Variation in exercise does lead to continual adaptation but this is primarily form variation in speed, volume, cadence, and intensity of weight as related to your 1 rep max.

That is one of the fundamentals of Westside Barbell Training

I totally agree. I dont know how many studies I see of adaptation to exercise.

First, there are different types of muscle fibers. Fast and slow. Fast are only good for about 2-3 reps, depending on the person. And slow compose the rest of the lifting per set. So if you always did 3 reps, you would only hit roughly 10%(in most people) of the fibers in any given muscle. We all know that a muscle fiber contracts and only one specific force, the only difference between a one rep max and a ten rep max is that ALL THE FIBERS in the muscle are recruited for the one rep, whilst about 20% are recruited for 2 reps on the 10 rep set. Basically what I am saying that its imperative to vary, volume, reps, and most important exercise's to develope the most you can.
I wont even get into the different types of energy (ATP, Creatine Phosphate, Glycogen) that muscles use at different levels of exaustion.
 
"Shocking" seems to work better for hypertrophy than for strength. You can build strength for a long time without "shocking" your body, however, to stimulate a compensatory build up of muscle- a "shock" ie, a new or changed stimulus can be beneficial.
 
I have recently thought about the same issue. I feel that variation of exercises is mostly for the mind and not the body. The neromuscular condition aspect (the part where you recruit less muscle fibers to do the same exercise) I think only takes place to a significant degree after a VERY long time. Of course like Zyg said you are always lifting more weight; another technique would be to do the same exercise but go high rep one period and low reps another period.

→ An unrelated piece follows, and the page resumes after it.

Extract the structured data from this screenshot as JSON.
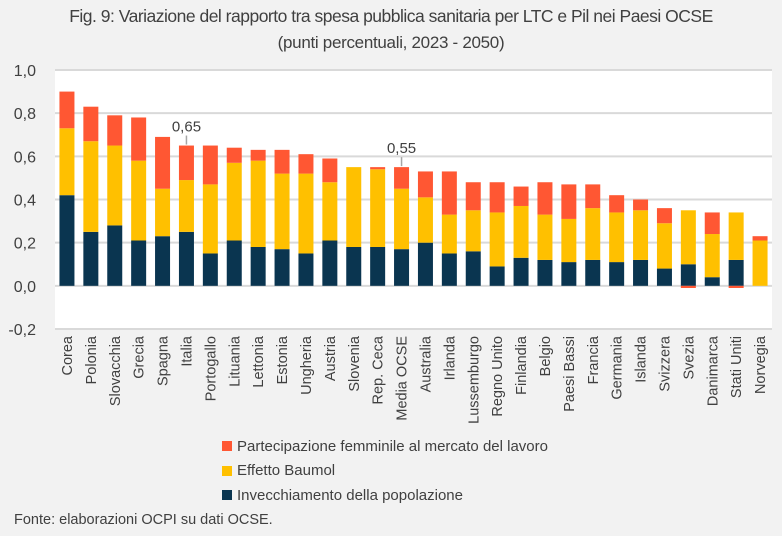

Anyways sometimes I like keeping my routine very similar for months on end; I still feel I progress. At times I need the change. That need is mostly mental.

JC
 
Damn guys!

This was an article from askmen.com
I didnt think of this. I put it up for a good laugh. Maybe i should of put this in the beginning.

But i can continue to do the same exercises every time, aslong as i keep adding weight. Gains will keep coming.
 
DJRAZR said:
Damn guys!

This was an article from askmen.com
I didnt think of this. I put it up for a good laugh. Maybe i should of put this in the beginning.

But i can continue to do the same exercises every time, aslong as i keep adding weight. Gains will keep coming.

LOL, yes, by all means, you should have put that little warning at the beginning! :)

this is a tough crowd, if you post something that you know is blatantly funny or wrong....best put something up to cover yourself from the onslaught, and keep you from them riding you. hehe. these guys can be brutal.

peace
 
I partially agree with the original post. I'm not a believer in changing exercises to shock the muscles. There really are only a few usefull exercises per bodypart, anything else is just useless yuppie training. So I pretty much always use the same exercises, I may change the order or the rep scheme, but that's it. My growth comes fromt the fact that I'm always adding weight to those given exercises.
 
needsize said:
I partially agree with the original post. I'm not a believer in changing exercises to shock the muscles. There really are only a few usefull exercises per bodypart, anything else is just useless yuppie training. So I pretty much always use the same exercises, I may change the order or the rep scheme, but that's it. My growth comes fromt the fact that I'm always adding weight to those given exercises.

well said. over the past year I have discovered most of the great exercises that hit the muscles just right for me. but I thought I was still pretty much a newbie so I tried switching to different exercises--not as satisfying and my joints started to ache more. So my plan now is to have an arsenal of exercises that work for me and maybe switch among them (even though there aren't that many--some I will do every period) for variety. Like needsize said once you find the right exercises (and it ain't hard--I found them within a few months of getting on here) the way to go is to vary order and rep schemes. Another source of variety is the order of your body parts in your split or how you split up your bodyparts. But for the most part the exercises stay the same.

BTW one example of a great exercise I have found recently is 1 arm reverse grip tri pulldowns--with a cross body movement. They beat the hell out of using a rope or a bar.

JC
 
Like Need size says, its pointless to keep changing exercises. That just slows progress down because your body will be making primarily nueral gains after a switch an exercise for the first few weeks. This makes you think your making progress, but your just adapting to the exercise through neural means rather than hypertrophy.

I've been using the same set of exercises over the last 6 months, just trying to get stronger in them. The only things I change are tempo, reps and sets schemes, and intensity percentages of 1RM.